2. Vieilli. Avoir (l')éveil (de/sur qqc.). Avoir son attention dirigée sur quelque chose (surveiller quelque chose). Mais pour qu'il soit repris, il faut que la police ait l'éveil (Ponson du Terr., Rocambole,t. 1, 1859, p. 676).Yvan sortit de la porte cochère, et me dit : Je suis là pour vous prévenir. La police a l'éveil sur cette maison (Hugo, Hist. crime,1877, p. 42).Ces curiosités étaient au-dessus de ma raison, qui si elle en avait eu quelque éveil, aurait mis sa fierté à les écarter (Barrès, Amori,1902, p. 122).
3. En éveil
a) (Être) en éveil. (Être) attentif, sur ses gardes. (Quasi-)synon. épier, (être) aux aguets.
α) [En parlant de l'homme] Vous devez être particulièrement en éveil à l'égard de tels alliés qui seraient, peut-être, trop enclins à considérer la France libre comme quantité négligeable (De Gaulle, Mém. guerre,1954, p. 507).
Avoir l'œil en éveil. Il allait, l'œil en éveil, l'oreille tendue (Maupass., Contes et nouv.,t. 2, Père Milon, 1883, p. 215).
β) P. anal. [En parlant d'un sens, d'une faculté, d'une qualité, etc.] Dans un état d'excitation particulière. Avoir l'esprit en éveil; imagination en continuel éveil; désir toujours en éveil. La curiosité des petites villes, toujours en éveil (Zola, DrPascal,1893, p. 181):
4. ... ce que le lecteur découvre sous ces dialogues romanesques (...) est peu de chose auprès de ce qu'il peut lui-même découvrir quand (...) tous ses instincts de défense et d'attaque en éveil, excité et sur le qui-vive, il observe et écoute ses interlocuteurs. Sarraute, Ère soupçon,1956, p. 112.
b) Mettre en éveil. Avertir, mettre en état d'alerte. Rose Mignon, mise en éveil par la présence de Nana, comprit tout d'un coup (Zola, Nana,1880, p. 1330).Une grossièreté qui eût mis en éveil quelqu'un de plus fin que M. Jeannin (Rolland, J.-Chr.,Antoinette, 1908, p. 848):
5. La compagnie s'égaillera derrière eux en laissant des intervalles pour ne pas attirer l'attention. Un caillou a roulé et les guetteurs allemands, du haut du fort, mis en éveil, lancent des fusées et font feu. Bordeaux, Fort de Vaux,1916, p. 248.

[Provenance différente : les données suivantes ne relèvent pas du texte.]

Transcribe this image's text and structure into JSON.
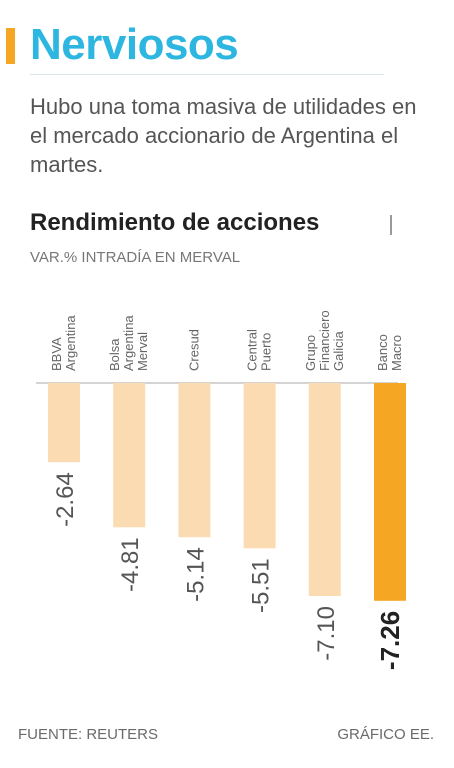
{
  "header": {
    "title": "Nerviosos",
    "subtitle": "Hubo una toma masiva de utilidades en el mercado accionario de Argentina el martes."
  },
  "chart_data": {
    "type": "bar",
    "title": "Rendimiento de acciones",
    "subtitle": "VAR.% INTRADÍA EN MERVAL",
    "categories": [
      [
        "BBVA",
        "Argentina"
      ],
      [
        "Bolsa",
        "Argentina",
        "Merval"
      ],
      [
        "Cresud"
      ],
      [
        "Central",
        "Puerto"
      ],
      [
        "Grupo",
        "Financiero",
        "Galicia"
      ],
      [
        "Banco",
        "Macro"
      ]
    ],
    "values": [
      -2.64,
      -4.81,
      -5.14,
      -5.51,
      -7.1,
      -7.26
    ],
    "value_labels": [
      "-2.64",
      "-4.81",
      "-5.14",
      "-5.51",
      "-7.10",
      "-7.26"
    ],
    "highlight_index": 5,
    "ylim": [
      -7.26,
      0
    ],
    "colors": {
      "bar": "#fbdcb2",
      "highlight": "#f5a623",
      "baseline": "#aaaaaa"
    }
  },
  "footer": {
    "source": "FUENTE: REUTERS",
    "credit": "GRÁFICO EE."
  }
}
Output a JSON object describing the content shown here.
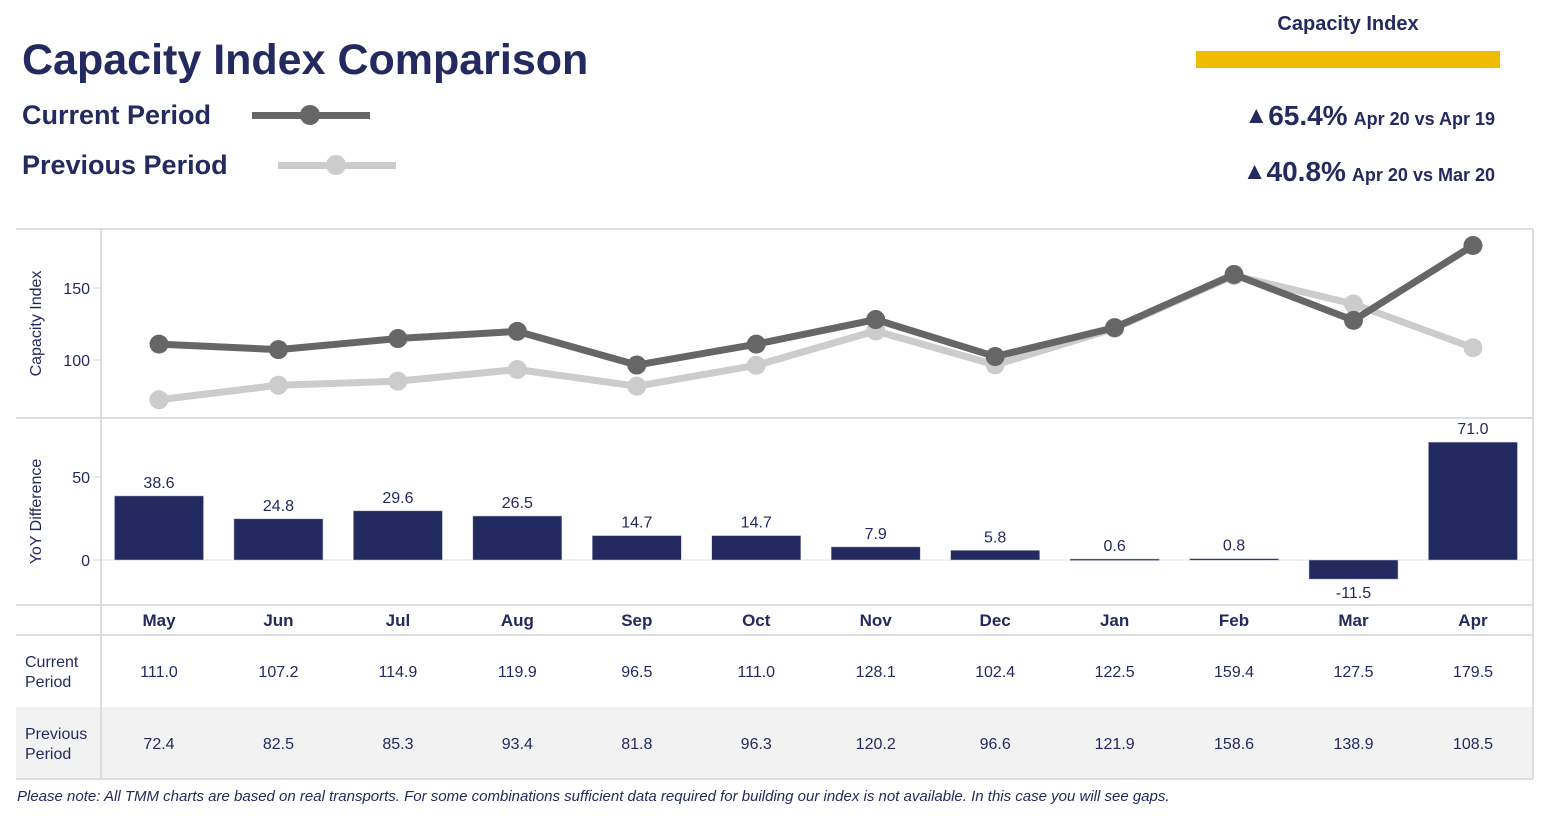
{
  "header": {
    "title": "Capacity Index Comparison",
    "legend": [
      {
        "label": "Current Period",
        "color": "#666666"
      },
      {
        "label": "Previous Period",
        "color": "#cccccc"
      }
    ]
  },
  "kpi": {
    "title": "Capacity Index",
    "accent_color": "#f0bb00",
    "items": [
      {
        "direction": "up",
        "icon": "triangle-up-icon",
        "glyph": "▲",
        "value": "65.4%",
        "comparison": "Apr 20 vs Apr 19"
      },
      {
        "direction": "up",
        "icon": "triangle-up-icon",
        "glyph": "▲",
        "value": "40.8%",
        "comparison": "Apr 20 vs Mar 20"
      }
    ]
  },
  "colors": {
    "text": "#232a5f",
    "bar": "#232a5f",
    "current_line": "#666666",
    "previous_line": "#cccccc",
    "grid": "#d4d4d4",
    "table_alt_row": "#f2f2f2"
  },
  "chart_data": [
    {
      "type": "line",
      "title": "Capacity Index Comparison",
      "ylabel": "Capacity Index",
      "xlabel": "",
      "categories": [
        "May",
        "Jun",
        "Jul",
        "Aug",
        "Sep",
        "Oct",
        "Nov",
        "Dec",
        "Jan",
        "Feb",
        "Mar",
        "Apr"
      ],
      "yticks": [
        100,
        150
      ],
      "ylim": [
        62,
        190
      ],
      "grid": false,
      "legend": "top-left",
      "series": [
        {
          "name": "Current Period",
          "values": [
            111.0,
            107.2,
            114.9,
            119.9,
            96.5,
            111.0,
            128.1,
            102.4,
            122.5,
            159.4,
            127.5,
            179.5
          ]
        },
        {
          "name": "Previous Period",
          "values": [
            72.4,
            82.5,
            85.3,
            93.4,
            81.8,
            96.3,
            120.2,
            96.6,
            121.9,
            158.6,
            138.9,
            108.5
          ]
        }
      ]
    },
    {
      "type": "bar",
      "ylabel": "YoY Difference",
      "xlabel": "",
      "categories": [
        "May",
        "Jun",
        "Jul",
        "Aug",
        "Sep",
        "Oct",
        "Nov",
        "Dec",
        "Jan",
        "Feb",
        "Mar",
        "Apr"
      ],
      "yticks": [
        0,
        50
      ],
      "ylim": [
        -27,
        85
      ],
      "values": [
        38.6,
        24.8,
        29.6,
        26.5,
        14.7,
        14.7,
        7.9,
        5.8,
        0.6,
        0.8,
        -11.5,
        71.0
      ],
      "value_labels": [
        "38.6",
        "24.8",
        "29.6",
        "26.5",
        "14.7",
        "14.7",
        "7.9",
        "5.8",
        "0.6",
        "0.8",
        "-11.5",
        "71.0"
      ]
    },
    {
      "type": "table",
      "columns": [
        "May",
        "Jun",
        "Jul",
        "Aug",
        "Sep",
        "Oct",
        "Nov",
        "Dec",
        "Jan",
        "Feb",
        "Mar",
        "Apr"
      ],
      "rows": [
        {
          "label_lines": [
            "Current",
            "Period"
          ],
          "values": [
            "111.0",
            "107.2",
            "114.9",
            "119.9",
            "96.5",
            "111.0",
            "128.1",
            "102.4",
            "122.5",
            "159.4",
            "127.5",
            "179.5"
          ]
        },
        {
          "label_lines": [
            "Previous",
            "Period"
          ],
          "values": [
            "72.4",
            "82.5",
            "85.3",
            "93.4",
            "81.8",
            "96.3",
            "120.2",
            "96.6",
            "121.9",
            "158.6",
            "138.9",
            "108.5"
          ]
        }
      ]
    }
  ],
  "footnote": "Please note: All TMM charts are based on real transports. For some combinations sufficient data required for building our index is not available. In this case you will see gaps."
}
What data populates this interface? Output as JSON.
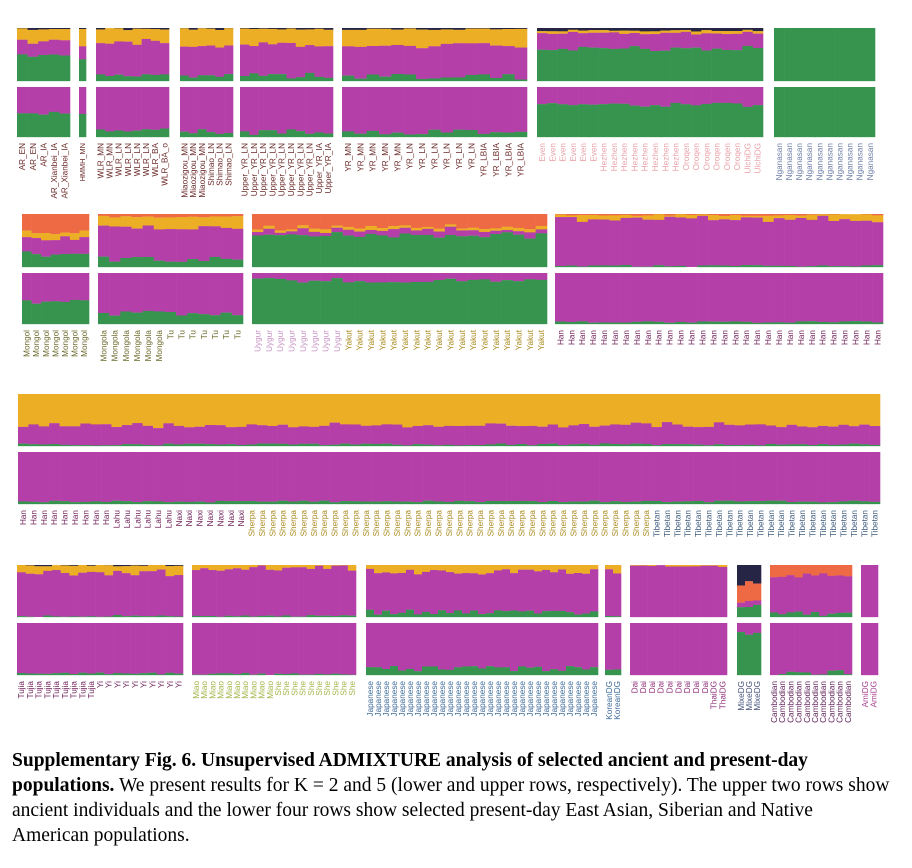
{
  "caption": {
    "title": "Supplementary Fig. 6. Unsupervised ADMIXTURE analysis of selected ancient and present-day populations.",
    "body": " We present results for K = 2 and 5 (lower and upper rows, respectively). The upper two rows show ancient individuals and the lower four rows show selected present-day East Asian, Siberian and Native American populations."
  },
  "colors": {
    "gold": "#EBAE24",
    "magenta": "#B53FA9",
    "green": "#37944F",
    "orange": "#EE6A45",
    "navy": "#272546"
  },
  "chart_data": {
    "type": "stacked-bar",
    "method": "Unsupervised ADMIXTURE",
    "k_values": [
      5,
      2
    ],
    "component_colors_k5": [
      "navy",
      "orange",
      "gold",
      "magenta",
      "green"
    ],
    "component_colors_k2": [
      "magenta",
      "green"
    ],
    "rows": [
      {
        "label": "ancient-row-1",
        "panels": [
          {
            "individuals": [
              "AR_EN",
              "AR_EN",
              "AR_IA",
              "AR_Xianbei_IA",
              "AR_Xianbei_IA"
            ],
            "k5": {
              "navy": 0.02,
              "gold": 0.2,
              "magenta": 0.28,
              "green": 0.5
            },
            "k2": {
              "magenta": 0.52,
              "green": 0.48
            }
          },
          {
            "individuals": [
              "HMMH_MN"
            ],
            "k5": {
              "navy": 0.02,
              "gold": 0.3,
              "magenta": 0.28,
              "green": 0.4
            },
            "k2": {
              "magenta": 0.55,
              "green": 0.45
            }
          },
          {
            "individuals": [
              "WLR_MN",
              "WLR_MN",
              "WLR_LN",
              "WLR_LN",
              "WLR_LN",
              "WLR_LN",
              "WLR_BA",
              "WLR_BA_o"
            ],
            "k5": {
              "navy": 0.02,
              "gold": 0.25,
              "magenta": 0.63,
              "green": 0.1
            },
            "k2": {
              "magenta": 0.85,
              "green": 0.15
            }
          },
          {
            "individuals": [
              "Miaozigou_MN",
              "Miaozigou_MN",
              "Miaozigou_MN",
              "Shimao_LN",
              "Shimao_LN",
              "Shimao_LN"
            ],
            "k5": {
              "navy": 0.02,
              "gold": 0.35,
              "magenta": 0.55,
              "green": 0.08
            },
            "k2": {
              "magenta": 0.9,
              "green": 0.1
            }
          },
          {
            "individuals": [
              "Upper_YR_LN",
              "Upper_YR_LN",
              "Upper_YR_LN",
              "Upper_YR_LN",
              "Upper_YR_LN",
              "Upper_YR_LN",
              "Upper_YR_LN",
              "Upper_YR_LN",
              "Upper_YR_IA",
              "Upper_YR_IA"
            ],
            "k5": {
              "navy": 0.02,
              "gold": 0.3,
              "magenta": 0.58,
              "green": 0.1
            },
            "k2": {
              "magenta": 0.9,
              "green": 0.1
            }
          },
          {
            "individuals": [
              "YR_MN",
              "YR_MN",
              "YR_MN",
              "YR_MN",
              "YR_MN",
              "YR_LN",
              "YR_LN",
              "YR_LN",
              "YR_LN",
              "YR_LN",
              "YR_LN",
              "YR_LBIA",
              "YR_LBIA",
              "YR_LBIA",
              "YR_LBIA"
            ],
            "k5": {
              "navy": 0.02,
              "gold": 0.3,
              "magenta": 0.6,
              "green": 0.08
            },
            "k2": {
              "magenta": 0.9,
              "green": 0.1
            }
          },
          {
            "individuals": [
              "Even",
              "Even",
              "Even",
              "Even",
              "Even",
              "Even",
              "Hezhen",
              "Hezhen",
              "Hezhen",
              "Hezhen",
              "Hezhen",
              "Hezhen",
              "Hezhen",
              "Hezhen",
              "Oroqen",
              "Oroqen",
              "Oroqen",
              "Oroqen",
              "Oroqen",
              "Oroqen",
              "UlchiDG",
              "UlchiDG"
            ],
            "k5": {
              "navy": 0.05,
              "gold": 0.05,
              "magenta": 0.3,
              "green": 0.6
            },
            "k2": {
              "magenta": 0.35,
              "green": 0.65
            }
          },
          {
            "individuals": [
              "Nganasan",
              "Nganasan",
              "Nganasan",
              "Nganasan",
              "Nganasan",
              "Nganasan",
              "Nganasan",
              "Nganasan",
              "Nganasan",
              "Nganasan"
            ],
            "k5": {
              "green": 1.0
            },
            "k2": {
              "green": 1.0
            }
          }
        ]
      },
      {
        "label": "ancient-row-2",
        "panels": [
          {
            "individuals": [
              "Mongol",
              "Mongol",
              "Mongol",
              "Mongol",
              "Mongol",
              "Mongol",
              "Mongol"
            ],
            "k5": {
              "orange": 0.35,
              "gold": 0.1,
              "magenta": 0.3,
              "green": 0.25
            },
            "k2": {
              "magenta": 0.55,
              "green": 0.45
            }
          },
          {
            "individuals": [
              "Mongola",
              "Mongola",
              "Mongola",
              "Mongola",
              "Mongola",
              "Mongola",
              "Tu",
              "Tu",
              "Tu",
              "Tu",
              "Tu",
              "Tu",
              "Tu"
            ],
            "k5": {
              "orange": 0.05,
              "gold": 0.2,
              "magenta": 0.6,
              "green": 0.15
            },
            "k2": {
              "magenta": 0.8,
              "green": 0.2
            }
          },
          {
            "individuals": [
              "Uygur",
              "Uygur",
              "Uygur",
              "Uygur",
              "Uygur",
              "Uygur",
              "Uygur",
              "Uygur",
              "Yakut",
              "Yakut",
              "Yakut",
              "Yakut",
              "Yakut",
              "Yakut",
              "Yakut",
              "Yakut",
              "Yakut",
              "Yakut",
              "Yakut",
              "Yakut",
              "Yakut",
              "Yakut",
              "Yakut",
              "Yakut",
              "Yakut",
              "Yakut"
            ],
            "k5": {
              "orange": 0.25,
              "gold": 0.05,
              "magenta": 0.1,
              "green": 0.6
            },
            "k2": {
              "magenta": 0.15,
              "green": 0.85
            }
          },
          {
            "individuals": [
              "Han",
              "Han",
              "Han",
              "Han",
              "Han",
              "Han",
              "Han",
              "Han",
              "Han",
              "Han",
              "Han",
              "Han",
              "Han",
              "Han",
              "Han",
              "Han",
              "Han",
              "Han",
              "Han",
              "Han",
              "Han",
              "Han",
              "Han",
              "Han",
              "Han",
              "Han",
              "Han",
              "Han",
              "Han",
              "Han"
            ],
            "k5": {
              "orange": 0.02,
              "gold": 0.08,
              "magenta": 0.88,
              "green": 0.02
            },
            "k2": {
              "magenta": 0.96,
              "green": 0.04
            }
          }
        ]
      },
      {
        "label": "present-day-row-1",
        "panels": [
          {
            "individuals": [
              "Han",
              "Han",
              "Han",
              "Han",
              "Han",
              "Han",
              "Han",
              "Han",
              "Han",
              "Lahu",
              "Lahu",
              "Lahu",
              "Lahu",
              "Lahu",
              "Lahu",
              "Naxi",
              "Naxi",
              "Naxi",
              "Naxi",
              "Naxi",
              "Naxi",
              "Naxi",
              "Sherpa",
              "Sherpa",
              "Sherpa",
              "Sherpa",
              "Sherpa",
              "Sherpa",
              "Sherpa",
              "Sherpa",
              "Sherpa",
              "Sherpa",
              "Sherpa",
              "Sherpa",
              "Sherpa",
              "Sherpa",
              "Sherpa",
              "Sherpa",
              "Sherpa",
              "Sherpa",
              "Sherpa",
              "Sherpa",
              "Sherpa",
              "Sherpa",
              "Sherpa",
              "Sherpa",
              "Sherpa",
              "Sherpa",
              "Sherpa",
              "Sherpa",
              "Sherpa",
              "Sherpa",
              "Sherpa",
              "Sherpa",
              "Sherpa",
              "Sherpa",
              "Sherpa",
              "Sherpa",
              "Sherpa",
              "Sherpa",
              "Sherpa",
              "Tibetan",
              "Tibetan",
              "Tibetan",
              "Tibetan",
              "Tibetan",
              "Tibetan",
              "Tibetan",
              "Tibetan",
              "Tibetan",
              "Tibetan",
              "Tibetan",
              "Tibetan",
              "Tibetan",
              "Tibetan",
              "Tibetan",
              "Tibetan",
              "Tibetan",
              "Tibetan",
              "Tibetan",
              "Tibetan",
              "Tibetan",
              "Tibetan"
            ],
            "k5": {
              "gold": 0.6,
              "magenta": 0.37,
              "green": 0.03
            },
            "k2": {
              "magenta": 0.95,
              "green": 0.05
            }
          }
        ]
      },
      {
        "label": "present-day-row-2",
        "panels": [
          {
            "individuals": [
              "Tujia",
              "Tujia",
              "Tujia",
              "Tujia",
              "Tujia",
              "Tujia",
              "Tujia",
              "Tujia",
              "Tujia",
              "Yi",
              "Yi",
              "Yi",
              "Yi",
              "Yi",
              "Yi",
              "Yi",
              "Yi",
              "Yi",
              "Yi"
            ],
            "k5": {
              "navy": 0.01,
              "gold": 0.14,
              "magenta": 0.83,
              "green": 0.02
            },
            "k2": {
              "magenta": 0.97,
              "green": 0.03
            }
          },
          {
            "individuals": [
              "Miao",
              "Miao",
              "Miao",
              "Miao",
              "Miao",
              "Miao",
              "Miao",
              "Miao",
              "Miao",
              "Miao",
              "She",
              "She",
              "She",
              "She",
              "She",
              "She",
              "She",
              "She",
              "She",
              "She"
            ],
            "k5": {
              "gold": 0.06,
              "magenta": 0.92,
              "green": 0.02
            },
            "k2": {
              "magenta": 0.98,
              "green": 0.02
            }
          },
          {
            "individuals": [
              "Japanese",
              "Japanese",
              "Japanese",
              "Japanese",
              "Japanese",
              "Japanese",
              "Japanese",
              "Japanese",
              "Japanese",
              "Japanese",
              "Japanese",
              "Japanese",
              "Japanese",
              "Japanese",
              "Japanese",
              "Japanese",
              "Japanese",
              "Japanese",
              "Japanese",
              "Japanese",
              "Japanese",
              "Japanese",
              "Japanese",
              "Japanese",
              "Japanese",
              "Japanese",
              "Japanese",
              "Japanese",
              "Japanese"
            ],
            "k5": {
              "gold": 0.13,
              "magenta": 0.77,
              "green": 0.1
            },
            "k2": {
              "magenta": 0.88,
              "green": 0.12
            }
          },
          {
            "individuals": [
              "KoreanDG",
              "KoreanDG"
            ],
            "k5": {
              "gold": 0.12,
              "magenta": 0.82,
              "green": 0.06
            },
            "k2": {
              "magenta": 0.92,
              "green": 0.08
            }
          },
          {
            "individuals": [
              "Dai",
              "Dai",
              "Dai",
              "Dai",
              "Dai",
              "Dai",
              "Dai",
              "Dai",
              "Dai",
              "ThaiDG",
              "ThaiDG"
            ],
            "k5": {
              "gold": 0.02,
              "magenta": 0.98
            },
            "k2": {
              "magenta": 1.0
            }
          },
          {
            "individuals": [
              "MixeDG",
              "MixeDG",
              "MixeDG"
            ],
            "k5": {
              "navy": 0.35,
              "orange": 0.35,
              "magenta": 0.1,
              "green": 0.2
            },
            "k2": {
              "magenta": 0.2,
              "green": 0.8
            }
          },
          {
            "individuals": [
              "Cambodian",
              "Cambodian",
              "Cambodian",
              "Cambodian",
              "Cambodian",
              "Cambodian",
              "Cambodian",
              "Cambodian",
              "Cambodian",
              "Cambodian"
            ],
            "k5": {
              "orange": 0.2,
              "magenta": 0.74,
              "green": 0.06
            },
            "k2": {
              "magenta": 0.94,
              "green": 0.06
            }
          },
          {
            "individuals": [
              "AmiDG",
              "AmiDG"
            ],
            "k5": {
              "magenta": 1.0
            },
            "k2": {
              "magenta": 1.0
            }
          }
        ]
      }
    ]
  }
}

P. anal. [En parlant d'un trait de caractère, d'une qualité] C'était une bêtise sans doute; seulement, l'idée le tourmentait, il se sentait attiré, son vice mis en éveil (Zola, Nana,1880p. 1153).Sa curiosité serait mise en éveil par le moindre bruit insolite (Bosco, Mas Théot.,1945, p. 264).
c) Tenir en éveil. Ils auront le devoir de se tenir en éveil, en constatant que nous les laissons en face de l'Allemagne unifiée (Joffre, Mém.,t. 2, 1931, p. 381).Tenir une fraction de nos forces toujours en éveil, prête à se déployer tout entière, à tout instant (De Gaulle, Mém. guerre,1954, p. 6).Cet âge juvénile où l'exaltation du tête-à-tête, l'intimité des confidences, tiennent les esprits indéfiniment en éveil (Martin du G., Souv. autobiogr.,1955, p. lxix).
Prononc. et Orth. : [evεj]. Ds Ac. 1762-1932. Étymol. et Hist. 1. 1165-70 estre an esvoil « être sur ses gardes, en état d'alerte » (Chr. de Troyes, Erec et Enide, éd. M. Roques, 3438); 2. av. 1760 « première manifestation d'une chose » (Mirabeau, Collect. V, p. 312 ds Littré, s.v. sentinelle : le premier éveil du patriotisme). Déverbal de éveiller*. Fréq. abs. littér. : 614. Fréq. rel. littér. : xixes. : a) 199, b) 928; xxes. : a) 1 385, b) 1 110. Bbg. Gohin 1903, p. 335.